População do entorno

 

    O advogado e morador do entorno José Geraldo Santos Oliveira, que também é síndico em seu prédio, comentou que os moradores vivem de janela fechada por conta dos problemas sonoros, de privacidade e poluição que a via causa.

 

     A estrutura fica a uma distância de 5 metros da janela dos prédios. Para Oliveira, a única solução é o desmonte da via.

 

     “Se montarem parque em cima, o fluxo de carros automaticamente vai se deslocar para baixo.

 

     A estrutura do viaduto não permite que os gases veiculares se dissipem, piorando ainda mais a saúde da população, com aumento de ruído dos carros e ingestão de gases altamente cancerígenos”, disse.

 

     Segundo a CET, o elevado recebe, em média, 70 mil veículos diariamente.

 

Propostas dos urbanistas

 

     A primeira proposta foi feita em 1986 pelo arquiteto Pitanga do Amparo, que previa a transformação da via em um jardim suspenso. O projeto consistia na construção de duas vias em cima da estrutura para ônibus elétrico.
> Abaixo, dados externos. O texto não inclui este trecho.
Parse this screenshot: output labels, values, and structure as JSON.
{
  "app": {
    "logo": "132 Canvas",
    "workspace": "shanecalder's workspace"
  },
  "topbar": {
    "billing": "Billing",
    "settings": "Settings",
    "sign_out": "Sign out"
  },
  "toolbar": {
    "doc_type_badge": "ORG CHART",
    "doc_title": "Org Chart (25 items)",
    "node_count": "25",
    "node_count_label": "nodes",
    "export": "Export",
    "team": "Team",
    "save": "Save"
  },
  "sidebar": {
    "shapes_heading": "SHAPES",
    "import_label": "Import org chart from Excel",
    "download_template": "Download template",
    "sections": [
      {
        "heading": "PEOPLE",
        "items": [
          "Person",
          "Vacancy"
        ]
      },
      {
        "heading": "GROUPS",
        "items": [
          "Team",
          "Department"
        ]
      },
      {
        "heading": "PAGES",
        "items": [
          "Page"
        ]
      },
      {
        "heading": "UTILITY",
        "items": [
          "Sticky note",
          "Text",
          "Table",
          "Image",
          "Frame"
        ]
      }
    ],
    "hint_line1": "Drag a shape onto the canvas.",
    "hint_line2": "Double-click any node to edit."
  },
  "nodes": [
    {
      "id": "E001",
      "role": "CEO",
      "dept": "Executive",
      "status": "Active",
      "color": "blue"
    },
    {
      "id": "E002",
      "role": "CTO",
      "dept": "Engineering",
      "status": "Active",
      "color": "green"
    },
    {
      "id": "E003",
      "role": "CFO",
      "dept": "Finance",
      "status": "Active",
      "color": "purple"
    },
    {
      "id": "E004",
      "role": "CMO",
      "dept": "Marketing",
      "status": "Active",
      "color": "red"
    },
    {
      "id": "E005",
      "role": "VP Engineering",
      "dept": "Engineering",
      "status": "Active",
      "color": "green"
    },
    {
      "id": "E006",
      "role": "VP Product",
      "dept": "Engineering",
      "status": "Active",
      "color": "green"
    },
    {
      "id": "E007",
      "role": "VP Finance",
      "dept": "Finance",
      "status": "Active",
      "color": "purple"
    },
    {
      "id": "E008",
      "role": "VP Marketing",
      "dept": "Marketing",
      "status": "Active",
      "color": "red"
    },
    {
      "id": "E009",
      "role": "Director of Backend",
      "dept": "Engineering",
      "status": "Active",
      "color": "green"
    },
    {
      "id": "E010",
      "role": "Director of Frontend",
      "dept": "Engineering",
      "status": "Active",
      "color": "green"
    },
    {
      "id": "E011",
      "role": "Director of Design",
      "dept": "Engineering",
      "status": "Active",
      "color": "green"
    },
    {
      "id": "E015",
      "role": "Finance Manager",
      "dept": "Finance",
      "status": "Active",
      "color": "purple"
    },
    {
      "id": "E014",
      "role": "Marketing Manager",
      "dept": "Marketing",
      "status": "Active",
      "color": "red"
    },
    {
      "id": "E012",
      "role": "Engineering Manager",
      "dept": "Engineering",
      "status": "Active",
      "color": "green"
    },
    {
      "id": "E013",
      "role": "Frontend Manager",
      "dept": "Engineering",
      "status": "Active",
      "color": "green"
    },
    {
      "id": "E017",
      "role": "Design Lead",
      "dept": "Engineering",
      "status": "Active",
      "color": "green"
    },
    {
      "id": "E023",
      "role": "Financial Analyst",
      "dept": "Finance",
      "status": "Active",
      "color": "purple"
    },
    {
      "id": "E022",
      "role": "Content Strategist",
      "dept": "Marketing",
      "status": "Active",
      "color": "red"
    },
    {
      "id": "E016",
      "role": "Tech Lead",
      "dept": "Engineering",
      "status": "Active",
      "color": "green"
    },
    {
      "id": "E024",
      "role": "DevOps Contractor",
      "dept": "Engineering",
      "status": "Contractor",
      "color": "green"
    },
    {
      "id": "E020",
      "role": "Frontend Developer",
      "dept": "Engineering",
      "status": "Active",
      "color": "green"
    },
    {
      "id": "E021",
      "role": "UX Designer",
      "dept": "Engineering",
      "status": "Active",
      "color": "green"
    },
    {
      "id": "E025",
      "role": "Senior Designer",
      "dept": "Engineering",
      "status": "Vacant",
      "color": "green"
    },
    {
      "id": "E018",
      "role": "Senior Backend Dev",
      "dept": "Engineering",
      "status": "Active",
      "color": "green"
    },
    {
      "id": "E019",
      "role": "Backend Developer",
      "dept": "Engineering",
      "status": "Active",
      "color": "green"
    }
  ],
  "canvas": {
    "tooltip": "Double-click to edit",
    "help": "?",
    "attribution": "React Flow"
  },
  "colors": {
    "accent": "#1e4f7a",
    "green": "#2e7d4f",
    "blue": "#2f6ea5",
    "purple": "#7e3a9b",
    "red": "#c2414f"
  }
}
Hoje seriam substituídos por Veículo Leve Sobre Trilhos (VLT).

 

     Há 12 anos, o arquiteto Michel Gorski tenta emplacar seu projeto de desmonte do elevado. Em 2005, na gestão José Serra, o projeto chegou a ser estudado.

 

     Estudo elaborado pela Companhia de Engenharia de Tráfego (CET) em 2014, em simulações de fluxo de trânsito leste-oeste, apontou que a idéia do desmonte é viável, porém, seriam necessárias diversas intervenções nas vias que passariam a receber os veículos que trafegam pelo Minhocão.

 

     “Se a Prefeitura não consegue dar conta de gerir os parques existentes na cidade como vai conseguir fazer isso em um parque elevado de 2,8 km de extensão?”, questiona o Diretor do Conseg e MDM, Francisco Machado.